“There are, I believe, a few Republicans who recognize that what President Trump did here was demonstrably impeachable, but who are very concerned about the political consequences for them and their party,” the Delaware senator said in an interview on CNN.
House Speaker Nancy Pelosi announced Thursday that she has instructed House Democrats to begin the process to formally draw up articles of impeachment against Trump, saying he had abused his power "for his own personal political benefit at the expense of our national security."
"Sadly, but with confidence and humility ... today I am asking our chairmen to proceed with articles of impeachment," Pelosi said.
As the House prepares to draft articles of impeachment, lawmakers on the other side of the Capitol have begrudgingly begun preparing on their end, too.
“So much for being prayerful and thoughtful, I think it's a bad day for the country, I think this whole thing is a joke,” South Carolina Sen. Lindsey Graham, one of the president’s top allies in the Senate, told reporters Thursday.
“I like Nancy Pelosi as a person, but this process has been hijacked,” Graham said. “I think the most radical people in the country are running, driving the impeachment process and either she gets on the train or she's going to get run over by it.”
Other senators, however, have said they’re ready to get the impeachment trial over with.
“I guess if you're going to come up with an inadequate case, you might as well go for the impeachment and have the circus,” Sen. Kevin Cramer, R-N.D., told reporters, adding that he's glad they're getting to it "sooner rather than later."

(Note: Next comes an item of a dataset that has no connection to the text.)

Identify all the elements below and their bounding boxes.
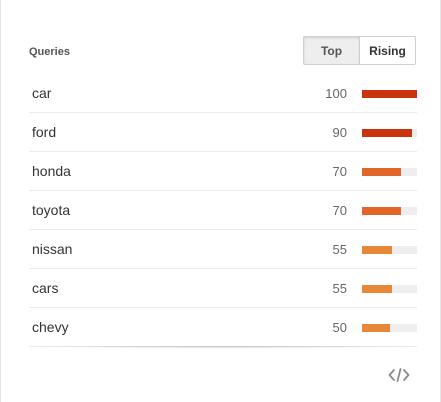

"I think time is somewhat of the essence. People are tired of it and there's an election coming," Cramer continued. "I'm grateful for it. I'm glad. I'm anxious to see the articles and then look forward to sitting down for a trial."
A top White House official delivered Trump's demands for a "fair" Senate trial to reporters on Capitol Hill Wednesday.
"We believe very strongly, given the fatally flawed process in the House, that if they were to elect against our better advice to provide articles of impeachment -- send articles to the Senate -- that we need witnesses as part of our trial and full defense of the president on the facts," Eric Ueland, White House legislative affairs director said.
Coons said that because Republicans hold the majority in the Senate, it will be difficult for Democrats to stop them from pursuing live witnesses as part of the Senate’s impeachment trial, such as former Vice President Joe Biden or his son, Hunter Biden, or House Intelligence Committee Chairman, California Rep. Adam Schiff.
“I suspect Republicans would quickly come to regret giving [Biden] the opportunity to speak up about President Trump's role in interfering with Ukraine in such an unprecedented way,” Coons said on CNN. “Because the Republicans have the majority in the Senate and they ultimately could set the rules for this impeachment trial by a bare majority, there is very little Democrats in the Senate could do to stop them."
Coons added, “We will be relying on a small number of Republicans who are pushing back against this idea and who recognize that impeachment is a serious, significant, constitutional moment.”
Meanwhile, some Republicans, like Cramer, do want to hear from witnesses like Schiff.
“I do think there's an increasing need for Chairman Schiff to have to testify. I think his motives ought to be brought into the scenario considering especially that he's now subpoenaed phone records of other members of Congress,” Cramer said. “I mean, clearly if other members of Congress, including on his committee, are under suspicion, then he certainly ought to be.”
The entire month of January remains a question mark on the official calendar, with senators acknowledging that an impeachment trial will likely suck up all of the “oxygen” in the room, leaving them no time to conduct other legislative business.
Senate Majority Leader Mitch McConnell, R-Ky., blasted Pelosi and House Democrats for launching the impeachment inquiry in the face of unfinished legislative items, including funding the federal government ahead of a Dec. 20 deadline.
"Only in this town, only in Washington, D.C., does anybody think it’s okay for our armed forces to go unfunded ... and a major trade deal to go un-passed ... because Democrats are too busy hosting a panel of law professors to criticize President Trump on television,” McConnell said on the Senate floor Thursday.
Senate Minority Leader Chuck Schumer, of New York, responded to McConnell, saying he was “simply wrong” for tarnishing the House Democrats’ impeachment process.
“It's so disheartening, confounding and deeply disappointing that at this historic moment I heard the Republican Leader criticizing in such strident terms the process of the impeachment inquiry in the House for being too short and not including enough witnesses or due process for the president,” Schumer said on the Senate floor.
He continued, “The charges against the president are extremely serious. No belittling of these charges will hold any water.”
Coons said Senate Democrats will continue to do work to get bills passed while the Democratic caucus continues the conversation on how they will respond during the proceedings.
“But, there hasn't been a serious beginning of negotiations between Republicans and Democrats in the Senate about what the rules will be,” he said.